Automation also improved travel by land. Mass transit became a standard, originally through the steam engine of the eighteenth century. But these early trains were slow and very often dangerous. Then, in 1804, locomotives, which used steam to power a series of pistons (much like a steamship), came into use. These locomotives were powerful enough that one engine could pull several cars, a feat hopelessly beyond the capacity of the earlier steam engines.
Over the next one hundred years, various improvements would be made to the locomotive, speeding up transit and attempting to make train travel safer. Then, during World War II, the diesel engine came into widespread use, and steam was almost completely forgotten. Even electricity had been experimented with in the running of trains, as early as 1895, but was considered too expensive and unreliable to run until the advent of the subway, when electricity became the easiest and cleanest means of underground motion.
Automation was not, however, reserved exclusively for mass transit. As early as 800 BC, there is some evidence that steam powered vehicles were used in the Orient. But these were not used for mass transit, but rather for individual travel. However, the first actual surviving record of a powered vehicle is from AD 1670, when a Jesuit missionary in China built a cart driven by a steam turbine. By 1840, this concept had developed into the “road locomotive,” a contraption not very unlike the modern-day bus.
In 1860, a Frenchman named Jean Joseph Etienne Lenoir devised an internal combustion engine which ran on illuminating gas. The first actual automobile, however, wasn’t patented until the 1890s. Advancements have continued to be made in the time since. The automobile was the single most important development in the history of transportation since the invention of the wheel. Automobiles increased personal mobility and permitted people to live at greater distances from their work, leading to the formation of suburbs.
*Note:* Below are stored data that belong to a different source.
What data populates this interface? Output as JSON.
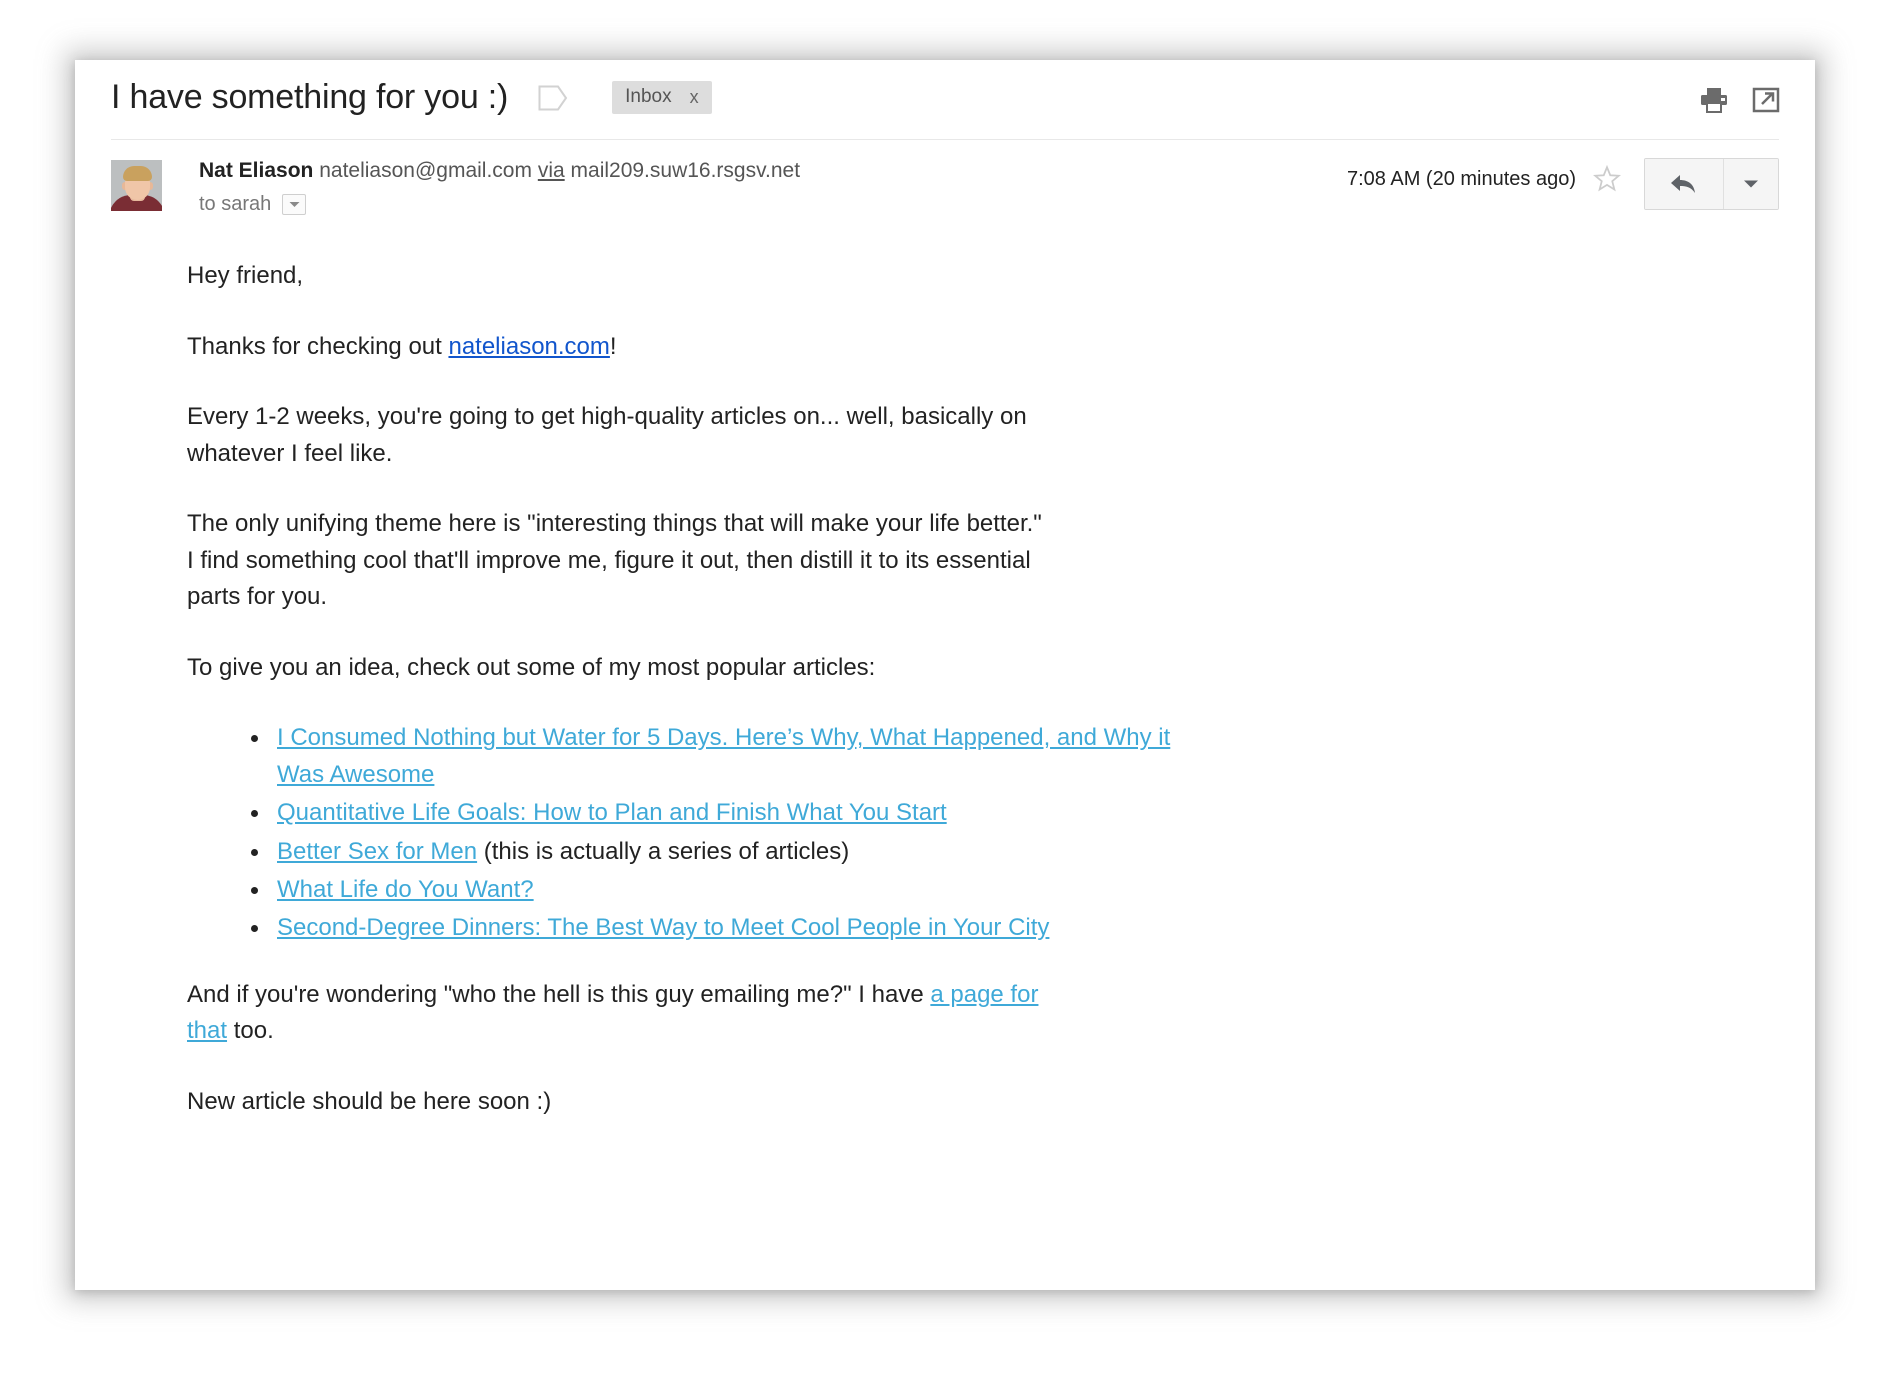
{
  "header": {
    "subject": "I have something for you :)",
    "label_chip": "Inbox",
    "label_chip_remove": "x",
    "print_icon": "print-icon",
    "popout_icon": "open-in-new-window-icon",
    "tag_icon": "label-tag-icon"
  },
  "message": {
    "sender_name": "Nat Eliason",
    "sender_email": "nateliason@gmail.com",
    "via_label": "via",
    "via_host": "mail209.suw16.rsgsv.net",
    "recipient": "to sarah",
    "timestamp": "7:08 AM (20 minutes ago)",
    "star_icon": "star-outline-icon",
    "reply_icon": "reply-arrow-icon",
    "more_icon": "chevron-down-icon",
    "recipient_caret_icon": "chevron-down-icon"
  },
  "body": {
    "greeting": "Hey friend,",
    "thanks_prefix": "Thanks for checking out ",
    "thanks_link": "nateliason.com",
    "thanks_suffix": "!",
    "para_cadence": "Every 1-2 weeks, you're going to get high-quality articles on... well, basically on whatever I feel like.",
    "para_theme": "The only unifying theme here is \"interesting things that will make your life better.\" I find something cool that'll improve me, figure it out, then distill it to its essential parts for you.",
    "para_intro_list": "To give you an idea, check out some of my most popular articles:",
    "articles": [
      {
        "link": "I Consumed Nothing but Water for 5 Days. Here’s Why, What Happened, and Why it Was Awesome",
        "trailing": ""
      },
      {
        "link": "Quantitative Life Goals: How to Plan and Finish What You Start",
        "trailing": ""
      },
      {
        "link": "Better Sex for Men",
        "trailing": " (this is actually a series of articles)"
      },
      {
        "link": "What Life do You Want?",
        "trailing": ""
      },
      {
        "link": "Second-Degree Dinners: The Best Way to Meet Cool People in Your City",
        "trailing": ""
      }
    ],
    "para_who_prefix": "And if you're wondering \"who the hell is this guy emailing me?\" I have ",
    "para_who_link": "a page for that",
    "para_who_suffix": " too.",
    "para_closing": "New article should be here soon :)"
  },
  "colors": {
    "link_cyan": "#3fa9d8",
    "link_blue": "#1155cc",
    "chip_bg": "#dddddd",
    "text": "#222222"
  }
}
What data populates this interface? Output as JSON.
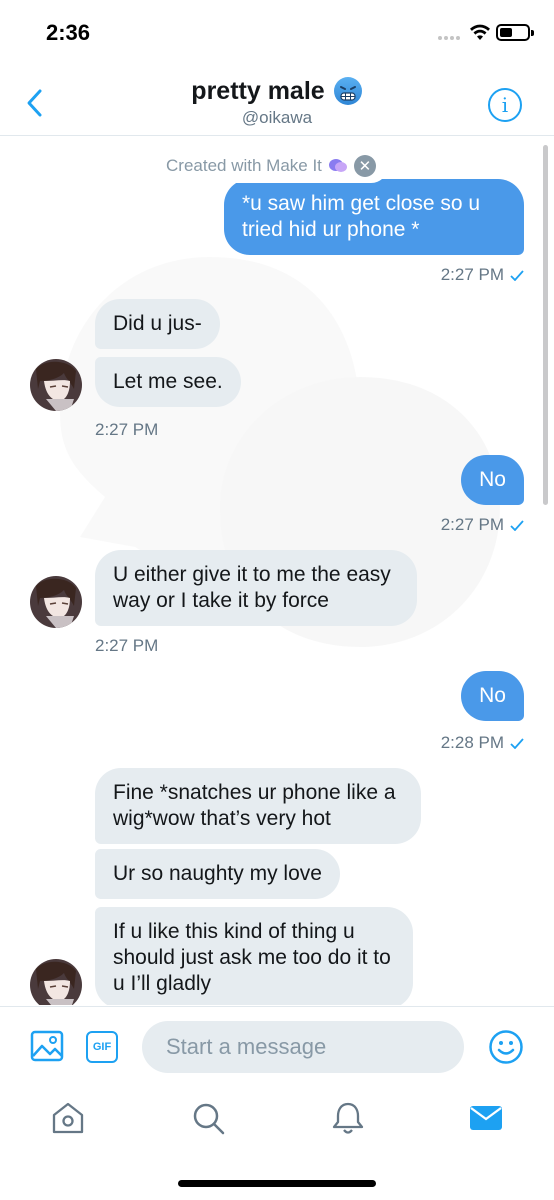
{
  "status_bar": {
    "time": "2:36"
  },
  "header": {
    "title": "pretty male",
    "handle": "@oikawa",
    "title_emoji": "cold-face-emoji"
  },
  "banner": {
    "text": "Created with Make It"
  },
  "messages": [
    {
      "side": "sent",
      "text": "*u saw him get close so u tried hid ur phone *",
      "time": "2:27 PM"
    },
    {
      "side": "recv",
      "text": "Did u jus-"
    },
    {
      "side": "recv",
      "text": "Let me see.",
      "time": "2:27 PM"
    },
    {
      "side": "sent",
      "text": "No",
      "time": "2:27 PM"
    },
    {
      "side": "recv",
      "text": "U either give it to me the easy way or I take it by force",
      "time": "2:27 PM"
    },
    {
      "side": "sent",
      "text": "No",
      "time": "2:28 PM"
    },
    {
      "side": "recv",
      "text": "Fine *snatches ur phone like a wig*wow that’s very hot"
    },
    {
      "side": "recv",
      "text": "Ur so naughty my love"
    },
    {
      "side": "recv",
      "text": "If u like this kind of thing u should just ask me too do it to u I’ll gladly"
    }
  ],
  "composer": {
    "placeholder": "Start a message",
    "gif_label": "GIF"
  },
  "colors": {
    "accent": "#1da1f2",
    "sent_bubble": "#4a99e9",
    "recv_bubble": "#e6ecf0"
  },
  "tabs": [
    "home-icon",
    "search-icon",
    "notifications-icon",
    "messages-icon"
  ]
}
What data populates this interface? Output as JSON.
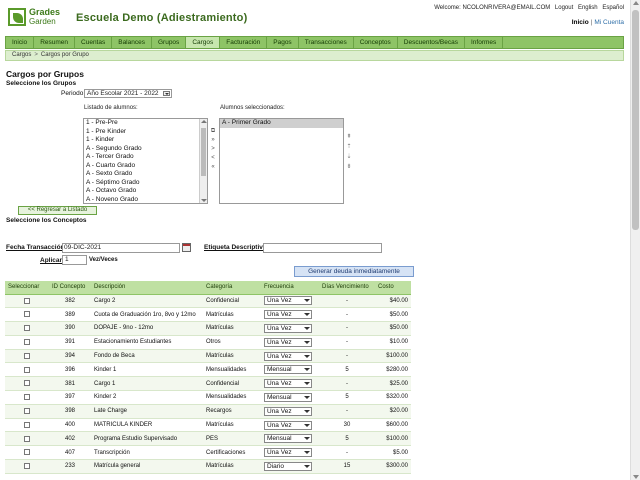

The next stride in transportation looked not to the land, or even to the seas, but to the sky. Although many people have toyed with flight over the millennia, the first sustained, controlled flight didn’t take place until December 17, 1903, at Kitty Hawk, North Carolina. The inventors of this new flying machine were brothers Orville and Wilbur Wright, two bicycle makers. Their invention would eventually grow from a bicycle-propelled contraption to, after World War II, jet-propelled aircraft capable of world-wide mass transit. The aeroplane allowed people to cover great distances in less time, cutting transatlantic travel time in half.
Having conquered flight, man’s gaze turned toward the night sky, and the stars. After centuries of rockets unable to pierce the atmosphere and escape the gravitational pull of the earth, the United States announced the formation of the Vanguard Satellite Program (VSP) in 1955, and began exploring what it would take to break away from the Earth. On October 4, 1957, however, the USSR succeeded in launching to very first earth-orbiting satellite, Sputnik I. The first manned space-flight, however, did not take place until April 12, 1961, when the Russian Cosmonaut Yuri Gagarin orbited the Earth in the Vostok I.
Then, on July 16, 1969, American astronaut Neil Armstrong became the first man to set foot on the moon. In July of 1975, a joint American-Russian venture began, docking spacecraft together in space. Then, on February 18, 1977, space-flight took another stride with the test flight of the very first reusable space shuttle, the US craft Enterprise.
From the wheel to the stars, man’s travel has only ever been limited by the scope of his imagination. As each new challenge is conquered, humanity looks beyond it, to the next challenge. The annals of history are evidence that humanity will continue to stride forward, particularly when faced with challenges in transportation.